For safety reasons – his patients were mobile and could use the fire escapes – both his wards were on the top floor. The hospital had been built as a children’s hospital; the top floor had been the nursery and the walls were decorated with Baa-baa Black Sheep, Little Bo Peep, Red Riding Hood, Humpty-Dumpty. The windows were barred. On his arrival Rivers had asked for these bars to be removed, but the War Office refused to pay for any alterations beyond the absolute minimum: the provision of adult-size baths and lavatories. Not washbasins. Lawrence was there now, shaving in a basin that barely reached his knees. The eye, deprived of normal perspective, saw him as a giant. No amount of experience seemed to correct the initial impression.
Rivers collected his overnight key from sister and walked along the corridor to his own room. The room was vast, with a huge bay window overlooking Vincent Square. He went through into the adjoining room and asked his secretary to send Captain Manning in.
Manning had been admitted because the anxiety attacks he’d suffered ever since his return from France had become more severe, partly as a result of his obsession with the Pemberton Billing affair. Rivers would have liked to tell him to ignore the trial for the farrago of muck-raking nonsense it was, but that was not possible. Manning had been sent a newspaper cutting about Maud Allan and the ‘cult of the clitoris’. More recently he’d received a copy of the 47,000 article. Manning was being targeted, presumably by someone who knew he was a homosexual, and he could hardly be expected to ignore that.
‘Have you been waiting long?’ Rivers asked.
‘Couple of minutes.’
Manning looked tired. No doubt last night had been spent dreading coming into hospital. ‘How are you settling in?’
‘All right. I’ve been given a room to myself. I didn’t expect that.’
‘Have you brought the article with you?’ Rivers asked.
Manning handed it over. It was not, as Rivers had been assuming, a newspaper cutting, but a specially produced copy, printed on to thick card. At the top – typewritten – was the message: In the hope that this will awaken your conscience.
‘Did you read it at the time?’ Manning asked. ‘When it first came out?’
‘No.’ Rivers smiled faintly. ‘A pleasure postponed.’
AS I SEE IT – THE FIRST 47,000
Harlots on the Wall
There have been given many reasons why England is prevented from putting her full strength into the War. On several occasions in the columns of the Imperialist I have suggested that Germany is making use of subde but successful means to nullify our effort. Hope of profit cannot be the only reason for our betrayal. All nations have their Harlots on the Wall, but these are discovered in the first assault and the necessary action is taken. It is in the citadel that the true danger lies. Corruption and blackmail being the work of menials is cheaper than bribery. Moreover, fear of exposure entraps and makes slaves of men whom money could never buy. There is all the more reason, as I see it, to suppose that the Germans, with their usual efficiency, are making use of the most productive and cheapest methods.

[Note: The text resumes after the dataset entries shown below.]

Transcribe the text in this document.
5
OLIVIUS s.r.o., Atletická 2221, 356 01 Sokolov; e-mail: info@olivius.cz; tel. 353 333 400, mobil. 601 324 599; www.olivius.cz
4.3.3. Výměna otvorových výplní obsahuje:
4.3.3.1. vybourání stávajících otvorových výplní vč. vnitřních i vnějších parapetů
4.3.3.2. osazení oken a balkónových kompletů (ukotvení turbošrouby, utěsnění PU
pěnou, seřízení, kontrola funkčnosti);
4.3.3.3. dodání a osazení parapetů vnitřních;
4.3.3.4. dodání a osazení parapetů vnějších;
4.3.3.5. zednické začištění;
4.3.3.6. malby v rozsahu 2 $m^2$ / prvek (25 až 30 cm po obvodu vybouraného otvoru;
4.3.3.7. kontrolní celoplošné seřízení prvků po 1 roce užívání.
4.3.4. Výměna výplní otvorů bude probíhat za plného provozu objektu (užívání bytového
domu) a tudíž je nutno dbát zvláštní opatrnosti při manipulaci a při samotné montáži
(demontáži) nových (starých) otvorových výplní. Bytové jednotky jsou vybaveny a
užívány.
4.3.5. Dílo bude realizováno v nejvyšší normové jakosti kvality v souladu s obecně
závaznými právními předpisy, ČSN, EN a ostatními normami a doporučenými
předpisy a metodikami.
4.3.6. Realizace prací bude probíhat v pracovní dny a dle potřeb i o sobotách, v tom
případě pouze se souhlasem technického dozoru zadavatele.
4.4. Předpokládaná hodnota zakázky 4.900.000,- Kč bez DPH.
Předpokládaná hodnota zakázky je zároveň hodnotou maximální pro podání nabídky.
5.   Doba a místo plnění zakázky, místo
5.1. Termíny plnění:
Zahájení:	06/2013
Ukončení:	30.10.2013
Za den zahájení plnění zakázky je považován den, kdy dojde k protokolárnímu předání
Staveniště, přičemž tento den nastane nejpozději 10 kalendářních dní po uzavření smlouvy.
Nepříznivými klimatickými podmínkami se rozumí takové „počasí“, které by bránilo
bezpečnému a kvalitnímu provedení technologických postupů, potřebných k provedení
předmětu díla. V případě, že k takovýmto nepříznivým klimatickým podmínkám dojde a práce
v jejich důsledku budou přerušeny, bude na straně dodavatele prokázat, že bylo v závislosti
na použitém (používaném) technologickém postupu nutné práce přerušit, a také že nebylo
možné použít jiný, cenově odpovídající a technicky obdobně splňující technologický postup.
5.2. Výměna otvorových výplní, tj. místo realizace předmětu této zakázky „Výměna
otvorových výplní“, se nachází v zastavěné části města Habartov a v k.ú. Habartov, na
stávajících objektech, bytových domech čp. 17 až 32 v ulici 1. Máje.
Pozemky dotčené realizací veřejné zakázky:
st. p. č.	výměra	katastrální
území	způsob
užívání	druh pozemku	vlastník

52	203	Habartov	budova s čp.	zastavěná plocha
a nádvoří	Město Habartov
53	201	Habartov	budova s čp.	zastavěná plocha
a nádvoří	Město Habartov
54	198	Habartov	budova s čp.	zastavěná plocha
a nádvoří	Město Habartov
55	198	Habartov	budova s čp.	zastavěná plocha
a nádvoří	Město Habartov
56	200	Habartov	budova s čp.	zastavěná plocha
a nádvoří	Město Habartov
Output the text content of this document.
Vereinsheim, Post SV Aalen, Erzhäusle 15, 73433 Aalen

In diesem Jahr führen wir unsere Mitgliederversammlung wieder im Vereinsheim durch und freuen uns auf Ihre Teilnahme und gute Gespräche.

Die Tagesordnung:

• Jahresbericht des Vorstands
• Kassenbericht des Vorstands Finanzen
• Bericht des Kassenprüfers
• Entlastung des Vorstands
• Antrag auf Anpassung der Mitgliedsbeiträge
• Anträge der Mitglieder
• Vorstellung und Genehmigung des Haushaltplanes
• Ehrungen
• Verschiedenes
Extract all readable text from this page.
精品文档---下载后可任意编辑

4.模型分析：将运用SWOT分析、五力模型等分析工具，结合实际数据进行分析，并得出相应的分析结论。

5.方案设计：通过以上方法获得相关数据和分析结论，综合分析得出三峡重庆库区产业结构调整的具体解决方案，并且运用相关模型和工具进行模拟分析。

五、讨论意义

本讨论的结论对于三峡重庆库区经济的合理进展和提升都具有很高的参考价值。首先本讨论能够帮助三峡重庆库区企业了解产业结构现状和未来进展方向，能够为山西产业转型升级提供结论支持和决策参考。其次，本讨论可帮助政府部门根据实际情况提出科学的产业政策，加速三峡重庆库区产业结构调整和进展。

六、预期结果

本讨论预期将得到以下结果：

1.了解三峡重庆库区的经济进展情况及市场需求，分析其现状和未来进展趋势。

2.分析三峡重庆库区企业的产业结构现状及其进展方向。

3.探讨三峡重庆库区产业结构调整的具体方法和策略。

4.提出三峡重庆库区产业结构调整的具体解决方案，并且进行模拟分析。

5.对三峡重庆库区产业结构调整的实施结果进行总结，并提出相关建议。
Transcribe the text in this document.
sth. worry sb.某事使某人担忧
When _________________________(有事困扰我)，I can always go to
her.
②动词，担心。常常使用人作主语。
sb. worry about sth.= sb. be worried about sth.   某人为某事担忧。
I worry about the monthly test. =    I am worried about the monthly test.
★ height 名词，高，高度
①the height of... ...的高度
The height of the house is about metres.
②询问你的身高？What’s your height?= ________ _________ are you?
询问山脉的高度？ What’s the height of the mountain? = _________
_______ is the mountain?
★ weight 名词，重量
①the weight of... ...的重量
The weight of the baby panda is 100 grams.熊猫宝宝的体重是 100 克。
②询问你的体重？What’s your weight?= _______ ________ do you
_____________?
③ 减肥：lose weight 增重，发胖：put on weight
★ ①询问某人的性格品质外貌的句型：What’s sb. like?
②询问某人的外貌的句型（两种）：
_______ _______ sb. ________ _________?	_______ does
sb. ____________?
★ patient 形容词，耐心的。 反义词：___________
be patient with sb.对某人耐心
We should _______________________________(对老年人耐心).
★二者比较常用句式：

Often in this column I have hinted at the possession of knowledge which tends to substantiate this view. Within the past few days the most extraordinary facts have been placed before me which co-ordinate with my past information.
Spreading Debauchery
There exists in the cabinet noir of a certain German Prince a book compiled by the Secret Service from the reports of German agents who have infested this country for the past twenty years, agents so vile and spreading debauchery of such a lasciviousness as only German minds could conceive and only German bodies execute.
Sodom and Lesbia
The officer who discovered this book while on special service briefly oudined for me its stupefying contents. In the beginning of the book is a precis of general instructions regarding the propagation of evils which all decent men thought had perished in Sodom and Lesbia. The blasphemous compilers even speak of the Groves and High Places mentioned in the Bible. The most insidious arguments are outlined for the use of the German agent in his revolting work. Then more than a thousand pages are filled with the names mentioned by German agents in their reports. There are the names of 47,000 English men and women.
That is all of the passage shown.